- Born: Dustin Elliott Thomason February 17, 1976 (age 50)
- Occupations: Novelist; Screenwriter; Producer;
- Spouse: Marie-Aimée Brajeux
- Children: 1
- Writing career
- Notable works: The Evidence Lie to Me Manhattan Castle Rock Presumed Innocent

= Dustin Thomason =

American author, screenwriter, and producer

Dustin Thomason (born February 17, 1976) is an American writer and producer who co-authored the New York Times bestselling historical fiction novel The Rule of Four with Ian Caldwell. He is the co-founder of Curiosity Media, a film and television production and financing company.

==Novels==
Thomason began his career as a novelist. He is a co-author of the 2004 novel The Rule of Four, and the author of 12.21. The Rule of Four hit the top of the New York Times Best Seller list, where it remained for six months, sold more than four million copies, and was the best selling debut novel of the decade. 12.21 (concerning the 2012 phenomenon) was also a New York Times and International bestseller.

==Television career==
Thomason co-created and was showrunner of Hulu's Castle Rock, for which he won the 2019 Writers Guild of America award for long form original television. He also co-created ABC drama The Evidence and wrote and executive produced Fox's Lie to Me and WGN America's critically acclaimed Manhattan.
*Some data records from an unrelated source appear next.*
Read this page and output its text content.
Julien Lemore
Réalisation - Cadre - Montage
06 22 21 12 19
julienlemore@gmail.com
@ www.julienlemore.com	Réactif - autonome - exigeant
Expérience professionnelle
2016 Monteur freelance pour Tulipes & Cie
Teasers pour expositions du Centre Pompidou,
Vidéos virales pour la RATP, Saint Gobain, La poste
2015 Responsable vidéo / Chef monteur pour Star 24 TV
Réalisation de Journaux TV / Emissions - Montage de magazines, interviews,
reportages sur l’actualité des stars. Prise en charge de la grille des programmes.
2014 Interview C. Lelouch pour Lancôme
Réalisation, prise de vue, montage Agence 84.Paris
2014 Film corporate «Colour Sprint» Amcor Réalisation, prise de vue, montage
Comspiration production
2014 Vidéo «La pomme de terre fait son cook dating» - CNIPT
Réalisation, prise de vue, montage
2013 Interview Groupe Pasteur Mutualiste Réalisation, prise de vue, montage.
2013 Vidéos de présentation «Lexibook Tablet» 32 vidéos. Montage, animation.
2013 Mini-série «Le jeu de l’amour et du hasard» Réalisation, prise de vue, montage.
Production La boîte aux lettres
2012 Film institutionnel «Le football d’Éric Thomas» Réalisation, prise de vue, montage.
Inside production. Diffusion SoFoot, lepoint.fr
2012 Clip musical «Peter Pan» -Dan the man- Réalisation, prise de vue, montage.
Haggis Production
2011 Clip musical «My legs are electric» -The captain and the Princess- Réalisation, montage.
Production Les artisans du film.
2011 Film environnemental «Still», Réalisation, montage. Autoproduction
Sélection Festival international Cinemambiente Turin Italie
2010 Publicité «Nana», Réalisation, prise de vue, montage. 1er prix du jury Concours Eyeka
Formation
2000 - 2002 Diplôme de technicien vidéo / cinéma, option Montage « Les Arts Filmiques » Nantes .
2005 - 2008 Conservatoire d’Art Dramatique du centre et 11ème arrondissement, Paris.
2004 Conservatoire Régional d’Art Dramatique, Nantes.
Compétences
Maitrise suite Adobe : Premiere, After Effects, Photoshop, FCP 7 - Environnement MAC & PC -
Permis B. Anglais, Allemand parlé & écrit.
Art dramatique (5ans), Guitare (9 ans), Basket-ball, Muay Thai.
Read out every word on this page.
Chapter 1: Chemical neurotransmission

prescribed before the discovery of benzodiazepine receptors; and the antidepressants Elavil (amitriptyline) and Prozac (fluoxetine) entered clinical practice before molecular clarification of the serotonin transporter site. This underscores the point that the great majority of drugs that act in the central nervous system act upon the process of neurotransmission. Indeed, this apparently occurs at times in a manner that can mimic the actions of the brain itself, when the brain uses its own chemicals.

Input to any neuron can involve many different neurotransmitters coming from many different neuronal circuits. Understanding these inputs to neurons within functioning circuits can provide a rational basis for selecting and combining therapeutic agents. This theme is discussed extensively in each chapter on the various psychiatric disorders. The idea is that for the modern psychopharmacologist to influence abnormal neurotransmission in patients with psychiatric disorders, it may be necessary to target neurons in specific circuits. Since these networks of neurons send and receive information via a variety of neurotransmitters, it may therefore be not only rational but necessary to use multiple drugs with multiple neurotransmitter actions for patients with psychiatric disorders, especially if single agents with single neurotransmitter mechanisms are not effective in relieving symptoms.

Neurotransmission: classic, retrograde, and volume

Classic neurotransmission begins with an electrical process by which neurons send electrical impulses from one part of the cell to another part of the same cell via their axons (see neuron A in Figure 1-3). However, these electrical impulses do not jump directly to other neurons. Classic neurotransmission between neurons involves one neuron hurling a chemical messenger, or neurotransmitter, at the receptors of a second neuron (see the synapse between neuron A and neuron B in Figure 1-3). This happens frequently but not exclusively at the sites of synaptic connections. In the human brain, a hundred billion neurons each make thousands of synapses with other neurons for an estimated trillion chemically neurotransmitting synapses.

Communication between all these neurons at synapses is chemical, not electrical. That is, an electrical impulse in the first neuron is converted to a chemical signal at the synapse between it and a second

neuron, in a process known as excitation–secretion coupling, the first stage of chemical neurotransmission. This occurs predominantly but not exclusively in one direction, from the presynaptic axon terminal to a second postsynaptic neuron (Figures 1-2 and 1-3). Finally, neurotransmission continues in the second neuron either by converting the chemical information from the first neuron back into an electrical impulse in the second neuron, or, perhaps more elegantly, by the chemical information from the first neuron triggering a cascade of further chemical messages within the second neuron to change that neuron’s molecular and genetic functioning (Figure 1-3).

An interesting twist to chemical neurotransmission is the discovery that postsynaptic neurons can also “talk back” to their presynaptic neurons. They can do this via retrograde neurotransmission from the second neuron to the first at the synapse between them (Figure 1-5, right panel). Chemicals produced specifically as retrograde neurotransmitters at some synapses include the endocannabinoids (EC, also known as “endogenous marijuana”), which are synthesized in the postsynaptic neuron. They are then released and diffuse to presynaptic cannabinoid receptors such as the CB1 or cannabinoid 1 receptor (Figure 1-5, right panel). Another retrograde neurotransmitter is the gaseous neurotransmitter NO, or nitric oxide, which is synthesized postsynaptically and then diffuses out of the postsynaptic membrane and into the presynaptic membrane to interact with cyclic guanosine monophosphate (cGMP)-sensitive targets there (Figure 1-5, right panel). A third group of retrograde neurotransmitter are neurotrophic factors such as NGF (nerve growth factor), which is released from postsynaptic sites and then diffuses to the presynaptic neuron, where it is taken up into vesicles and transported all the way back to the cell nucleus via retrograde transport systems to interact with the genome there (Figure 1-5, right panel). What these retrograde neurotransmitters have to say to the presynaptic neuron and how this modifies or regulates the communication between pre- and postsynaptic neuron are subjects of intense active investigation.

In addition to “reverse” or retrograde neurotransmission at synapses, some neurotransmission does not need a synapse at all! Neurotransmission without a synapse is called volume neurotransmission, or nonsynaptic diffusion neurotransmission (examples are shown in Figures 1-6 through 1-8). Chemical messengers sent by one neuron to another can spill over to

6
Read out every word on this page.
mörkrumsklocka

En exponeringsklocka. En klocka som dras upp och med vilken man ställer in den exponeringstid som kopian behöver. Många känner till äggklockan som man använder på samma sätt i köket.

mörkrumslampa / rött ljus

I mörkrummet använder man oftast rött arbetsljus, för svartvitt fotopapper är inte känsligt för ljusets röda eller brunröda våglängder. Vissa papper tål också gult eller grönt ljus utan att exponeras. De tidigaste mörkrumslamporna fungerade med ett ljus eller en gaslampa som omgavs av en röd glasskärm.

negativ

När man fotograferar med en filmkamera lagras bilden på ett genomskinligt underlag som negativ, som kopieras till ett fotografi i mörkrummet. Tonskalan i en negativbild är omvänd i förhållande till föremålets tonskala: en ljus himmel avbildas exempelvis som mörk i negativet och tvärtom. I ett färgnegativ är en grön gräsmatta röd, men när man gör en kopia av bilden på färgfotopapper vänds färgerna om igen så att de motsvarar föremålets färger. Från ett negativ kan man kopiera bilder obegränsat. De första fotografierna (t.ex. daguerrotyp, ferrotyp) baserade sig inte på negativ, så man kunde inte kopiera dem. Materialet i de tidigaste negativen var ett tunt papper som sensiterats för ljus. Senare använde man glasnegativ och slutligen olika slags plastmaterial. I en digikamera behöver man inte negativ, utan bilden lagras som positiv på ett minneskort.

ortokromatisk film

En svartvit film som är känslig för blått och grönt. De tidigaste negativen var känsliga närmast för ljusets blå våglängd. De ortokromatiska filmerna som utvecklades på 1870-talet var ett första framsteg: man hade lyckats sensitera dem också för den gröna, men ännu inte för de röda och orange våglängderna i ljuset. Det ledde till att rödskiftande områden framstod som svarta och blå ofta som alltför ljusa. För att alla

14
He is currently the Executive Producer of the Apple TV+'s series Presumed Innocent, and Netflix's upcoming Kennedy starring Michael Fassbender.

==Personal life==
Thomason attended Thomas Jefferson High School for Science and Technology in Fairfax County, Virginia, then went on to study anthropology at Harvard University and received his M.D. and his MBA from Columbia University in 2003. He lives and works in Los Angeles, California.

He was childhood friends with Rule of Four coauthor Ian Caldwell, whom he first collaborated with in elementary school.